Bütün dünyaya örnek olmuş kurtuluş savaşının başlangıç gününü Gençlik Bayramı olarak kutlayacak kadar gençlere değer veren ve en büyük eserim dediği cumhuriyeti emanet edecek kadar onlara güvenen,

Bugün bizi aralarında alıp almamayı değerlendiren birçok Avrupa ülkesinden önce Türk kadınına seçme ve seçilme hakkını verecek kadar kadına saygı duyan,

Çanakkale’de binlerce Mehmetçiğimizi öldüren Anzak askerlerinin analarına; ”Uzak diyarlardan evlatlarını harbe gönderen analar, gözyaşlarınızı dindiriniz. Onlar bu topraklarda kanlarını döktükten sonra artık bizim de evlatlarımız olmuşlardır.” diyecek kadar insanı seven, kendisine yapılan köşk için ağacı kestirmeyip köşkü zor koşullarda 250 metre ileriye taşıtacak kadar doğayı seven,

Ruam hastalığına yakalanmayı göze alarak kendine armağan edilen tayı ölmeden önce okşayıp vedalaşacak kadar hayvan sever,

“Hepiniz, milletvekili, bakan, hatta başbakan olabilirsiniz ama hepiniz sanatçı olamazsınız diyecek kadar sanata değer veren,

Dünyanın en büyük komutanlarından biri olduğu halde;  “Savaş hayati ve zaruri olmalıdır, milletlerin hayatı tehlikede olmadıkça savaş cinayettir” diyen

 “Yurtta sulh, cihanda sulh!” diyerek savaşı değil barışı yücelten bir insan.
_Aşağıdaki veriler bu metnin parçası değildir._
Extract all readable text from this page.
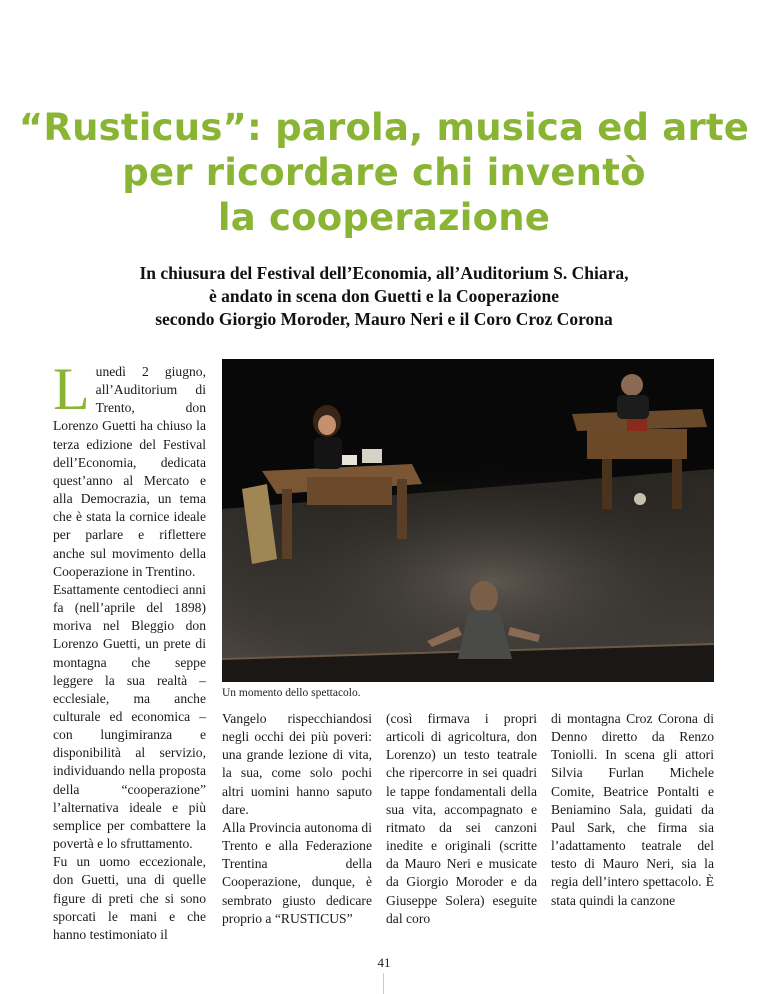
“Rusticus”: parola, musica ed arte
per ricordare chi inventò
la cooperazione
In chiusura del Festival dell’Economia, all’Auditorium S. Chiara,
è andato in scena don Guetti e la Cooperazione
secondo Giorgio Moroder, Mauro Neri e il Coro Croz Corona
L unedì 2 giugno, all’Auditorium di Trento, don Lorenzo Guetti ha chiuso la terza edizione del Festival dell’Economia, dedicata quest’anno al Mercato e alla Democrazia, un tema che è stata la cornice ideale per parlare e riflettere anche sul movimento della Cooperazione in Trentino.

Esattamente centodieci anni fa (nell’aprile del 1898) moriva nel Bleggio don Lorenzo Guetti, un prete di montagna che seppe leggere la sua realtà – ecclesiale, ma anche culturale ed economica – con lungimiranza e disponibilità al servizio, individuando nella proposta della “cooperazione” l’alternativa ideale e più semplice per combattere la povertà e lo sfruttamento.

Fu un uomo eccezionale, don Guetti, una di quelle figure di preti che si sono sporcati le mani e che hanno testimoniato il

Un momento dello spettacolo.

Vangelo rispecchiandosi negli occhi dei più poveri: una grande lezione di vita, la sua, come solo pochi altri uomini hanno saputo dare.

Alla Provincia autonoma di Trento e alla Federazione Trentina della Cooperazione, dunque, è sembrato giusto dedicare proprio a “RUSTICUS”

(così firmava i propri articoli di agricoltura, don Lorenzo) un testo teatrale che ripercorre in sei quadri le tappe fondamentali della sua vita, accompagnato e ritmato da sei canzoni inedite e originali (scritte da Mauro Neri e musicate da Giorgio Moroder e da Giuseppe Solera) eseguite dal coro

di montagna Croz Corona di Denno diretto da Renzo Toniolli. In scena gli attori Silvia Furlan Michele Comite, Beatrice Pontalti e Beniamino Sala, guidati da Paul Sark, che firma sia l’adattamento teatrale del testo di Mauro Neri, sia la regia dell’intero spettacolo. È stata quindi la canzone

41
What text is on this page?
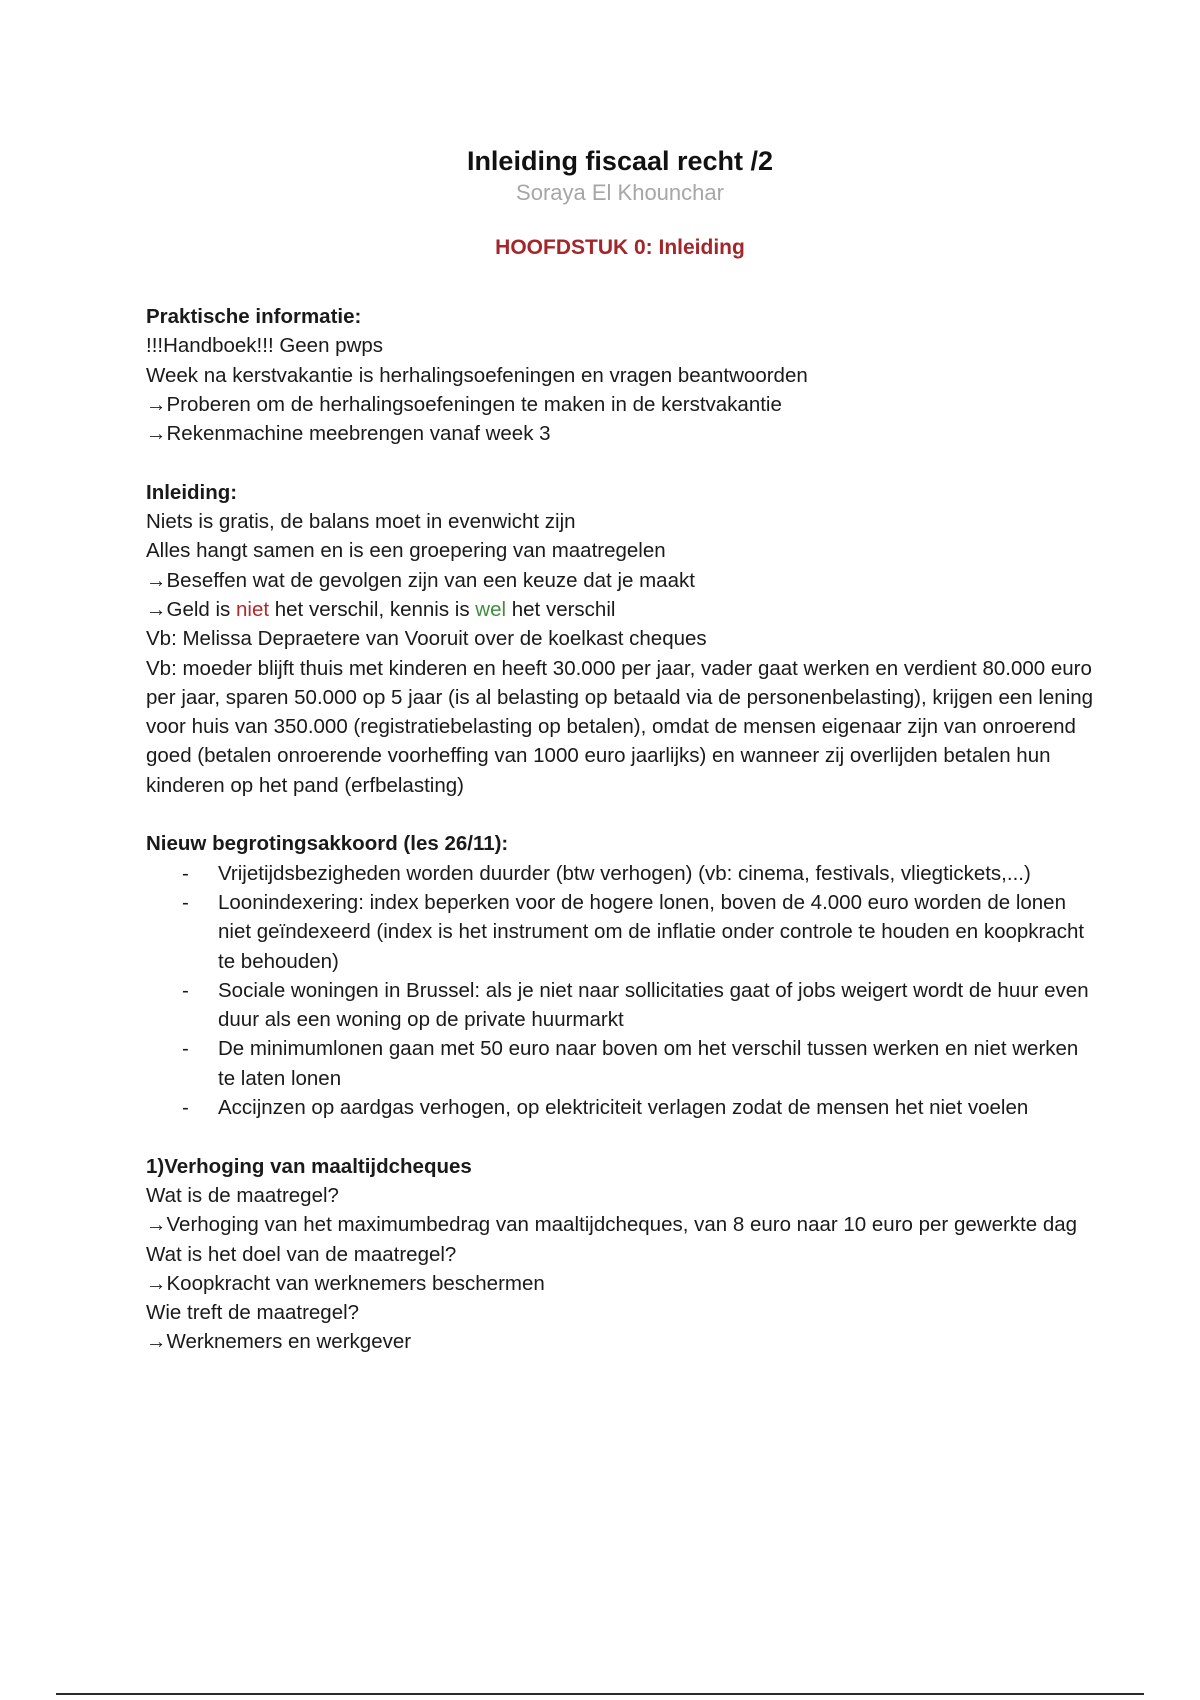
Inleiding fiscaal recht /2

Soraya El Khounchar

HOOFDSTUK 0: Inleiding

Praktische informatie:

!!!Handboek!!! Geen pwps

Week na kerstvakantie is herhalingsoefeningen en vragen beantwoorden

→Proberen om de herhalingsoefeningen te maken in de kerstvakantie

→Rekenmachine meebrengen vanaf week 3

Inleiding:

Niets is gratis, de balans moet in evenwicht zijn

Alles hangt samen en is een groepering van maatregelen

→Beseffen wat de gevolgen zijn van een keuze dat je maakt

→Geld is niet het verschil, kennis is wel het verschil

Vb: Melissa Depraetere van Vooruit over de koelkast cheques

Vb: moeder blijft thuis met kinderen en heeft 30.000 per jaar, vader gaat werken en verdient 80.000 euro per jaar, sparen 50.000 op 5 jaar (is al belasting op betaald via de personenbelasting), krijgen een lening voor huis van 350.000 (registratiebelasting op betalen), omdat de mensen eigenaar zijn van onroerend goed (betalen onroerende voorheffing van 1000 euro jaarlijks) en wanneer zij overlijden betalen hun kinderen op het pand (erfbelasting)

Nieuw begrotingsakkoord (les 26/11):

- Vrijetijdsbezigheden worden duurder (btw verhogen) (vb: cinema, festivals, vliegtickets,...)
- Loonindexering: index beperken voor de hogere lonen, boven de 4.000 euro worden de lonen niet geïndexeerd (index is het instrument om de inflatie onder controle te houden en koopkracht te behouden)
- Sociale woningen in Brussel: als je niet naar sollicitaties gaat of jobs weigert wordt de huur even duur als een woning op de private huurmarkt
- De minimumlonen gaan met 50 euro naar boven om het verschil tussen werken en niet werken te laten lonen
- Accijnzen op aardgas verhogen, op elektriciteit verlagen zodat de mensen het niet voelen

1)Verhoging van maaltijdcheques

Wat is de maatregel?

→Verhoging van het maximumbedrag van maaltijdcheques, van 8 euro naar 10 euro per gewerkte dag

Wat is het doel van de maatregel?

→Koopkracht van werknemers beschermen

Wie treft de maatregel?

→Werknemers en werkgever
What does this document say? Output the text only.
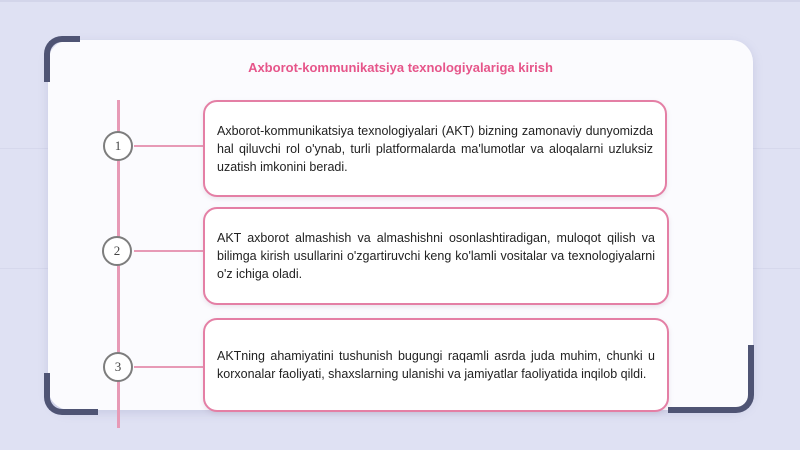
Axborot-kommunikatsiya texnologiyalariga kirish
1

Axborot-kommunikatsiya texnologiyalari (AKT) bizning zamonaviy dunyomizda hal qiluvchi rol o'ynab, turli platformalarda ma'lumotlar va aloqalarni uzluksiz uzatish imkonini beradi.

2

AKT axborot almashish va almashishni osonlashtiradigan, muloqot qilish va bilimga kirish usullarini o'zgartiruvchi keng ko'lamli vositalar va texnologiyalarni o'z ichiga oladi.

3

AKTning ahamiyatini tushunish bugungi raqamli asrda juda muhim, chunki u korxonalar faoliyati, shaxslarning ulanishi va jamiyatlar faoliyatida inqilob qildi.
Yani; Çok iyi bir insandır, benim için Atatürk.

Adorno, “Bu dünyanın insanı irkilten yanı korkunçluğu değil olağan görünüşüdür.” der. Sizce?

-Tabii, bu söz; günümüz insanının içinde bulunduğu tedirginliği çok güzel ifade eden ve üzerinde bir makale yazılabilecek kadar derin bir söz. Ama bence asıl sıkıntı ve tehlike korkunç şeylerin olağan görünmeye başlamasında yatıyor.

Anaokulundan huzurevine, şehir kulüplerinden, köy ilkokullarına, nereden davet gelirse koşarak gidiyorsunuz. İlginin yoğun olduğunu sosyal medyadan takip ediyoruz. Neler paylaşıyorsunuz?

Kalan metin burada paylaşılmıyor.